Bingo, an animation made by Chris Landreth, takes the skit and beautifully animates it, really capturing the strangeness of Bingo the clown, and the Neo-futurist attitude of being deep and whacky at the same time. I'm not an animator but, one has to marvel at the level of detail in the character's faces. The characters look and act so real (even though it's clearly fantasy). One look at this video and there can be no doubt that digital animation can be art.
If you thought the above video was crazy, wait until you see the next one called Ryan, also made by Chris Landreth. Ryan is another off-center animation piece that looks back on the life of a famous digital new media artist named Ryan Larkin. Ryan Larkin was most known for making an animated short called Walking, which is briefly shown in Ryan. Ryan Larkin was influential in making digital art an accepted art form, and once you see the video biography, you'll see why.
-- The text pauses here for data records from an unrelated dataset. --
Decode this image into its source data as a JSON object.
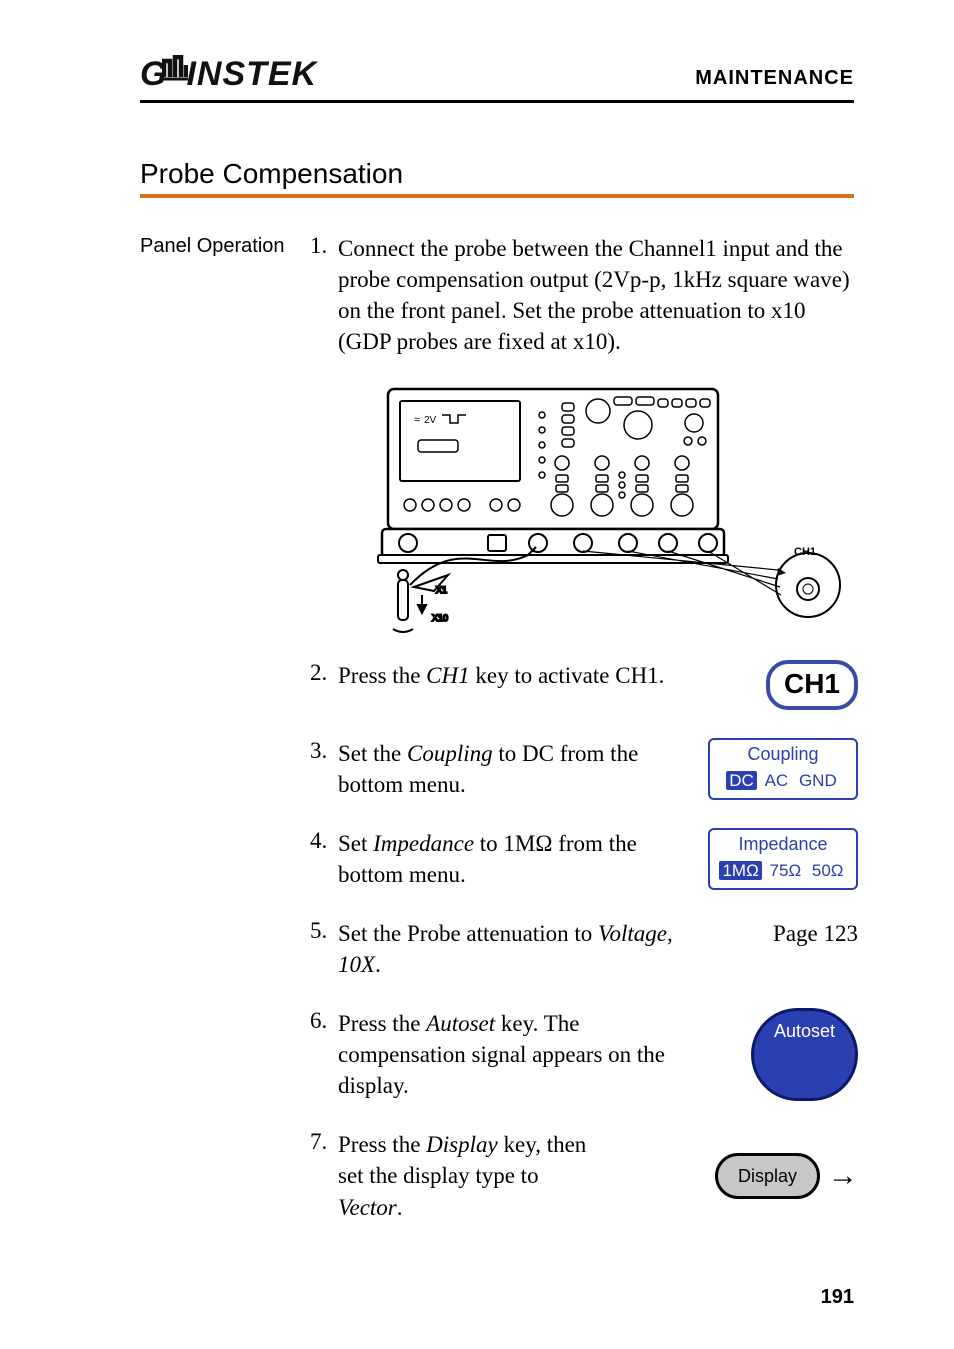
{
  "header": {
    "right": "MAINTENANCE"
  },
  "section_title": "Probe Compensation",
  "side_label": "Panel Operation",
  "steps": {
    "s1": {
      "num": "1.",
      "text_a": "Connect the probe between the Channel1 input and the probe compensation output (2Vp-p, 1kHz square wave) on the front panel. Set the probe attenuation to x10 (GDP probes are fixed at x10)."
    },
    "s2": {
      "num": "2.",
      "text_a": "Press the ",
      "em": "CH1",
      "text_b": " key to activate CH1.",
      "key": "CH1"
    },
    "s3": {
      "num": "3.",
      "text_a": "Set the ",
      "em": "Coupling",
      "text_b": " to DC from the bottom menu.",
      "sk_title": "Coupling",
      "sk_sel": "DC",
      "sk_u1": "AC",
      "sk_u2": "GND"
    },
    "s4": {
      "num": "4.",
      "text_a": "Set ",
      "em": "Impedance",
      "text_b": " to 1MΩ from the bottom menu.",
      "sk_title": "Impedance",
      "sk_sel": "1MΩ",
      "sk_u1": "75Ω",
      "sk_u2": "50Ω"
    },
    "s5": {
      "num": "5.",
      "text_a": "Set the Probe attenuation to ",
      "em": "Voltage, 10X",
      "text_b": ".",
      "ref": "Page 123"
    },
    "s6": {
      "num": "6.",
      "text_a": "Press the ",
      "em": "Autoset",
      "text_b": " key. The compensation signal appears on the display.",
      "btn": "Autoset"
    },
    "s7": {
      "num": "7.",
      "text_a": "Press the ",
      "em": "Display",
      "text_b": " key, then set the display type to ",
      "em2": "Vector",
      "text_c": ".",
      "btn": "Display"
    }
  },
  "diagram": {
    "sq_label": "2V",
    "x1": "X1",
    "x10": "X10",
    "ch1": "CH1"
  },
  "page_number": "191"
}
Ryan isn't a straight up documentry however. Landreth himself is a fantastic animator and he animates his conversations with Ryan, which if heard alone without the animation, would be pretty intense. The deterioration of their faces though, covered with other digital animation is not only creative, it's trippy. Ryan's story admittedly is sad since he fell to drug and alcohol abuse and passed away pretty recently in 2007. However, the success of Ryan has kept his legacy alive and now tons of people are aware of his outstanding work. Ryan is shown below.
Most of the poeple who read this blog are gamers. And as a gamer, I have a question for you. Would you like to see this style of animation in your video games? Graphically, it may be hard to render but one has to consider how beautiful an adventure game would be in a Landreth style.